Bedrohtes Weltkulturerbe in Mali
11. März 2013Das Echo einer Buschtrommel hallt wider von den schroffen Felswänden um das Dorf Tireli. Es ist die Ankündigung eines Maskentanzes - zu Ehren des ersten Besuchers seit Monaten, der seinen Weg hierher gefunden hat. Kein kleiner Willkommensgruß, sondern eine aufwändige Darbietung mit 50 Tänzern, einer umfangreichen Choreographie und einem rituellen Tieropfer.
Den Auftakt machen die Dorfältesten: In wallenden, indigo-blauen Gewändern trommeln und singen sie so kraftvoll, dass es noch weit bis ins Tal zu hören ist. Zwischen den Felsen erscheinen plötzlich 30 Tänzer, ausgestattet mit schweren Holzmasken, bekleidet mit Röcken aus gefärbten, langen Grashalmen. Jeder von ihnen symbolisiert einen anderen Teil der Dogon-Kultur: Sei es mit einer gehörnten Stiermaske oder einer Schlangenmaske, doppelt so groß wie der Tänzer selbst. Zwei Männer auf Stelzen ahmen mit flatternden Bewegungen den Flug der Vögel nach. Wilde Tänze, die die Luft mit Staub anfüllen.
Niedergang des Tourismus
"Die Masken symbolisieren die Seele des Menschen.
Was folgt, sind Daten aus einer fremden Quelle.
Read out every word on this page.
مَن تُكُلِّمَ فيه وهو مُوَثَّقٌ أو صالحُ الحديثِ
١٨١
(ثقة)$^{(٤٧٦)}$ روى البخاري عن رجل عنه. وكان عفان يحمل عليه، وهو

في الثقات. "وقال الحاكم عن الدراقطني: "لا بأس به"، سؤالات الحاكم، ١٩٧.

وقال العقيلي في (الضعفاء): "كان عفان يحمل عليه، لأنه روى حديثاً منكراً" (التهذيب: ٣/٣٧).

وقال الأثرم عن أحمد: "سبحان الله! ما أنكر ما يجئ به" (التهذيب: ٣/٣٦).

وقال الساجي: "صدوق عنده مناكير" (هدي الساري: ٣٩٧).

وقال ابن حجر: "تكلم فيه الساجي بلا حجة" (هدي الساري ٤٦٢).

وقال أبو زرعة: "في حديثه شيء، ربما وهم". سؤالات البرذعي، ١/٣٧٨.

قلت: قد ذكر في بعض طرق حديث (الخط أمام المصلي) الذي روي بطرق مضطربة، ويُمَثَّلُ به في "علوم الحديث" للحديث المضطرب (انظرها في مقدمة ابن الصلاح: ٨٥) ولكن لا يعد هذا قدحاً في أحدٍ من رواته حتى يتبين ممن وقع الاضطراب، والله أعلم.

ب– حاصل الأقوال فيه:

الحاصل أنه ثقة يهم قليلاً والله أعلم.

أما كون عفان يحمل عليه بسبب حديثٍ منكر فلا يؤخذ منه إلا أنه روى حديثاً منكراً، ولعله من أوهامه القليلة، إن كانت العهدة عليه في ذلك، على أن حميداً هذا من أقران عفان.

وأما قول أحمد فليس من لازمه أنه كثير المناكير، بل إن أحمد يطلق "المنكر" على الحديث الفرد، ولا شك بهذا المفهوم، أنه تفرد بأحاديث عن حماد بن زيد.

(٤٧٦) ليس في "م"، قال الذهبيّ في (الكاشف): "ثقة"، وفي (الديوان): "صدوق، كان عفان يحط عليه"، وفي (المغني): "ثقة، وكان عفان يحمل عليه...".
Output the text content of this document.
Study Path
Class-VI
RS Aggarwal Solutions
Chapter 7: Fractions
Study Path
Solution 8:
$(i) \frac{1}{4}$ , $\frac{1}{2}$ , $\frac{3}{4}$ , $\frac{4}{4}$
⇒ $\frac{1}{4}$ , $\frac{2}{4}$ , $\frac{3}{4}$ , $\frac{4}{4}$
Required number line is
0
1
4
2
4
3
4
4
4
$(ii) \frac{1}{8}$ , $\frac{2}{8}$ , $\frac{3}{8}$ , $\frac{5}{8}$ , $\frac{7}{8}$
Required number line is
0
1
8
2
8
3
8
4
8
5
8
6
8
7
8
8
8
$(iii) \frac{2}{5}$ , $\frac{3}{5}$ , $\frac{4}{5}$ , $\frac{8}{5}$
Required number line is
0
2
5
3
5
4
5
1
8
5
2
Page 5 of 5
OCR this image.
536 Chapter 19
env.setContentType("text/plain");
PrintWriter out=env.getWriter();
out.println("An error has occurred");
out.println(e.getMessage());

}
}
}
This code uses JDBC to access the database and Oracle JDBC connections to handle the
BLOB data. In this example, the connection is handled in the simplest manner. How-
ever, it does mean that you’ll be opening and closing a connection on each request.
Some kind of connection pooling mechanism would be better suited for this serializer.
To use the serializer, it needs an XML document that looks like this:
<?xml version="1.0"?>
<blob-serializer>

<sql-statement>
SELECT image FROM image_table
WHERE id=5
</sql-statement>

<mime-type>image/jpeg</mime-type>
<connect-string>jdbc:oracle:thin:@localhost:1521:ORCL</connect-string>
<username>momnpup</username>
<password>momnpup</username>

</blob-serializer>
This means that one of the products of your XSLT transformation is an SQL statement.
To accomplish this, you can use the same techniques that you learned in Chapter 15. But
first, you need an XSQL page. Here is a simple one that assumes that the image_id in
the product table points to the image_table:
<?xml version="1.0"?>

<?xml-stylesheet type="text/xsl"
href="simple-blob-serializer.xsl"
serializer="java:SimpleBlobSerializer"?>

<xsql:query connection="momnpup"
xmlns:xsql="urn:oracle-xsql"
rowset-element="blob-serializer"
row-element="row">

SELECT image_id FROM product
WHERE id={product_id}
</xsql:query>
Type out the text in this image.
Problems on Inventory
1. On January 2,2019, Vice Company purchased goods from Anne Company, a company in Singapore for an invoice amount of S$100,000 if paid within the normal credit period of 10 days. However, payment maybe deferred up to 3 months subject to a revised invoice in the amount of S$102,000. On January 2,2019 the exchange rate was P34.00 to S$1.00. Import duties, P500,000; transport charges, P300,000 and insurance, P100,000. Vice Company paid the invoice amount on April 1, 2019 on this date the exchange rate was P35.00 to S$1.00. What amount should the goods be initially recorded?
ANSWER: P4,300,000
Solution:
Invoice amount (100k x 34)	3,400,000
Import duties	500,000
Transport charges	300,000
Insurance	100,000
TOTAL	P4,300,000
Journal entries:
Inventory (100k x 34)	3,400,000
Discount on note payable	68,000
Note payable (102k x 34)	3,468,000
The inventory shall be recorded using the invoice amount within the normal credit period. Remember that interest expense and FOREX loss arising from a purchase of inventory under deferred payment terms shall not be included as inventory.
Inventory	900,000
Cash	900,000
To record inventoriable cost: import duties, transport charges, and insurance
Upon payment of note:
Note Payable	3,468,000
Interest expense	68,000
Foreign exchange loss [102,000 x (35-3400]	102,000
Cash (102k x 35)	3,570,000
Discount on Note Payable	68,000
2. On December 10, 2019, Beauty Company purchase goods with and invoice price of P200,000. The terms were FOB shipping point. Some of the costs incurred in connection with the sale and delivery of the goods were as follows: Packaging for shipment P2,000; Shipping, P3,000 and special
Es ist ein Tanz, der die Entstehung der Welt beschreibt", sagt Organisator Atime Sai der Deutschen Welle. Anlässe können Feiern jeglicher Art sein. "Dieser Tanz ist auf der ganzen Welt bekannt", sagt er. "Als uns noch Touristen besuchten, haben wir ihn manchmal täglich aufgeführt."
Doch dann kamen die Reisewarnungen für Mali: Militante Islamisten entführten Reisende, im Norden des Landes brodelte die Rebellion. Es war das Ende des Tourismus - und mit ihm das Ende der Wirtschaft.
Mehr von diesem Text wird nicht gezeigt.